CLEARFIELD -- A local company that started out making portable basketball standards in a garage 25 years ago has become the largest manufacturer of blow-molded polyethylene products used in everything from folding picnic tables to kayaks and trailers.
Lifetime Products has been operating out of the Freeport Center for 25 years, mostly selling large quantities to mass retail channels, but their new business lineup includes some retail stores along the Wasatch Front, including in Ogden and Clearfield.
The company used to have a small store next to their manufacturing plant at the Freeport Center, used mainly by employees; but as the products increased in popularity, officials decided to open the retail stores as a way of making their products more available.
Customers are often surprised at how many different products the company offers, according to Richard Hendrickson, president of Lifetime Products.
"Customers will know us for one or two categories, and not realize all of the different products we make," Hendrickson said.
The company's most popular products are folding tables and chairs. The secret behind their success, the blow-molded polyethylene, isn't necessarily a secret concept, but the fact that they can make such large pieces to put into tables, sheds and portable basketball standards makes the company unique in the industry.
"We didn't invent the process by any means, but we have refined it and become experts ... to blow-mold flat panels, and have innovated and patented a lot of that technology," Hendrickson said.
The company is constantly on the lookout for new products they can make using their technology. The latest product, the kayak, is gaining in momentum as they have discovered a lot of demand in the water sports arena.

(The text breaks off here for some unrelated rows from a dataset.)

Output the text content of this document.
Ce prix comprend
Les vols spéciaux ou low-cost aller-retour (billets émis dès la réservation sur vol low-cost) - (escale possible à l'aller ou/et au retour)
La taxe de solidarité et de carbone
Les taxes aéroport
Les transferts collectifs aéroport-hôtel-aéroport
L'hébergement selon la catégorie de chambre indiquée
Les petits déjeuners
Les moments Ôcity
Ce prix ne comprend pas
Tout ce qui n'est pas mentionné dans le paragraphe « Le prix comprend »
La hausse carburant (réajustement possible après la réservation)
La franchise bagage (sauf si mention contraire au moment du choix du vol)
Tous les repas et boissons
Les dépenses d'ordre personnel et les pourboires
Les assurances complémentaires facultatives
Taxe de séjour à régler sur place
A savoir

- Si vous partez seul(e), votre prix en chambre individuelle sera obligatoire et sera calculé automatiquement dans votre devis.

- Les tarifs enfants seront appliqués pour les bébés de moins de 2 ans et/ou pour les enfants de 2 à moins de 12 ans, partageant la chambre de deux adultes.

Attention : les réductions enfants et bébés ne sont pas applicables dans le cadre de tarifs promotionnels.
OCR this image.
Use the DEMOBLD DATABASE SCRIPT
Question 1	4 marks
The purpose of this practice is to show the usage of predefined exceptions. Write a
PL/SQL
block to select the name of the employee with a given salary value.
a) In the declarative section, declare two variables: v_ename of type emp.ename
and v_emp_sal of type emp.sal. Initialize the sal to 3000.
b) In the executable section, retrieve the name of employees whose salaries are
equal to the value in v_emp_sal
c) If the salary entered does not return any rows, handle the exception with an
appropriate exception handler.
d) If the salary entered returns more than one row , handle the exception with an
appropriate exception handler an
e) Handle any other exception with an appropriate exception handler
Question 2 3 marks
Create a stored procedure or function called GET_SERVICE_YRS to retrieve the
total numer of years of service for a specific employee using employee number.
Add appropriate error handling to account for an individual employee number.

Other products have been created in a roundabout way, like the outdoor storage sheds. The company started making office divider panels, but Vince Rhoton, the company's executive vice president of sales and marketing, said it was horribly unsuccessful. There were a lot of very expensive panels sitting around collecting dust until one of the creative design engineers looked at the panels and started making a rudimentary shed.
A failed product became a success as they revamped the idea into an outdoor storage shed using the unused panels from the partition wall project.
"Everyone to this day, when that subject comes up, still talks about the cubicle dividers' massive failure, but I remind them that it led us in another direction," Rhoton said.
The company currently exports products to more than 55 countries, Hendrickson said.